Cyanobacterial blooms in aquatic environments are frequently characterized by elevated levels of microcystins, a potent hepatotoxin. Here we exposed the nematode Caenorhabditis elegans with environmentally realistic concentrations of MC-LR to explore its non-hepatic toxicity. Lifespan, reproduction and growth assays confirmed the toxic potential of 100µg/L MC-LR even in this liver-lacking invertebrate. Whole-genome microarray analysis revealed that a neuromodulating action was the dominant response in nematodes challenged with 100µg/L MC-LR. Indeed, most of the 201 differentially expressed genes were associated with neurobehavior, neurogenesis, and signaling associated pathways. In addition, a whole-genome miRNA-microarray highlighted that, in particular, members of the let-7 family were differentially regulated. These miRNAs are involved in the developmental timing of cell fates, including neurons, and are probably also part of the stress response system. To conclude, neurological modulation is the main transcriptional stress response in C. elegans exposed to MC-LR.

Two organobromines trigger lifespan, growth, reproductive and transcriptional changes in Caenorhabditis elegans.

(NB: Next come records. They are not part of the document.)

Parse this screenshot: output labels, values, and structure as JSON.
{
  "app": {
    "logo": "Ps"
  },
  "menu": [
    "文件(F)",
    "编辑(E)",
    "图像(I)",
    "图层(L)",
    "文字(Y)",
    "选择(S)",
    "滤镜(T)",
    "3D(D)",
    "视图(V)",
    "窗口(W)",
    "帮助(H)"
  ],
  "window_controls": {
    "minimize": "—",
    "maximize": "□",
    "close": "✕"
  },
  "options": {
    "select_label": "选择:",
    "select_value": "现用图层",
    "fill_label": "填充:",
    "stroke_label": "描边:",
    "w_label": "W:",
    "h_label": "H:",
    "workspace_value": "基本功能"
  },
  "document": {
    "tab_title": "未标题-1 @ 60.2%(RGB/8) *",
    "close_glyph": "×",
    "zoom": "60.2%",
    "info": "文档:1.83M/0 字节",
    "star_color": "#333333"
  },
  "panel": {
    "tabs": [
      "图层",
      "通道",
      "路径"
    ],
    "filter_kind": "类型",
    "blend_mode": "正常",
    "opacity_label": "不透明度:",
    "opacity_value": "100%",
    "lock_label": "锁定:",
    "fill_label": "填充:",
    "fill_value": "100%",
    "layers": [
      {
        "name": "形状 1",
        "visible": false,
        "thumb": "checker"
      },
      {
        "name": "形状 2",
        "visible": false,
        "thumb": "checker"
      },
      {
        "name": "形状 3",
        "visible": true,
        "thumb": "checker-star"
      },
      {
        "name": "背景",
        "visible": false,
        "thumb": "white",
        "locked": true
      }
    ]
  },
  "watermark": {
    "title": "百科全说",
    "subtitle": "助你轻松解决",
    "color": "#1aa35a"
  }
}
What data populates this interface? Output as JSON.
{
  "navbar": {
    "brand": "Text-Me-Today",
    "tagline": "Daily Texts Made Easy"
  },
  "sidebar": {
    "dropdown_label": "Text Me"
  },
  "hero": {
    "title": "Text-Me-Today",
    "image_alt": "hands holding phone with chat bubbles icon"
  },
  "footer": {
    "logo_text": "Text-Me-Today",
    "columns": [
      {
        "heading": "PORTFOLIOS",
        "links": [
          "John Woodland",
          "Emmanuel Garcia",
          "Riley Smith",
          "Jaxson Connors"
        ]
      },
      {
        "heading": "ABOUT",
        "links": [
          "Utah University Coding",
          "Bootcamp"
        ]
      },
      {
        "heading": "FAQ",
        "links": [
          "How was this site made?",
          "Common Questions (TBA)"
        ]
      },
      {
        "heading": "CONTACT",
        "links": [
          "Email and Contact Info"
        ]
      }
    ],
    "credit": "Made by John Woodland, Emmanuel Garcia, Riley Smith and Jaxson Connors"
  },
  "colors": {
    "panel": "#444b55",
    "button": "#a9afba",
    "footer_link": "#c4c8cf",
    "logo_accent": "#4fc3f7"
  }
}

Organobromines of natural and artificial origin are omnipresent in aquatic and terrestrial environments. Although it is well established that exposure to high concentrations of organobromines are harmful to vertebrates, few studies have investigated the effect of environmentally realistic concentrations on invertebrates. Here, the nematode Caenorhabditis elegans was challenged with two organobromines, namely dibromoacetic acid (DBAA) and tetrabromobisphenol-A (TBBP), and monitored for changes in different life trait variables and global gene expression patterns. Fifty micromolar DBAA stimulated the growth and lifespan of the nematodes; however, the onset of reproduction was delayed. In contrast, TBBP changed the lifespan in a hormetic fashion, namely it was stimulated at 0.1 µM but impaired at 50 µM. The reproductive performance was even impaired at 2 µM TBBP. Moreover, DBAA could not reduce the toxic effect of TBBP when applied as a mixture. A whole-genome DNA microarray revealed that both organobromines curtailed signalling and neurological processes. Furthermore on the transcription level, 50 µM TBBP induced proteolysis and DBAA up-regulated biosynthesis and metabolism. To conclude, even naturally occurring concentrations of organobromines can influence the biomolecular responses and life cycle traits in C. elegans. The life extension is accompanied by negative changes in the reproductive behaviour, which is crucial for the stability of populations. Thus, this paper highlights that the effects of exposure to moderate, environmentally realistic concentrations of organobromines should not be ignored.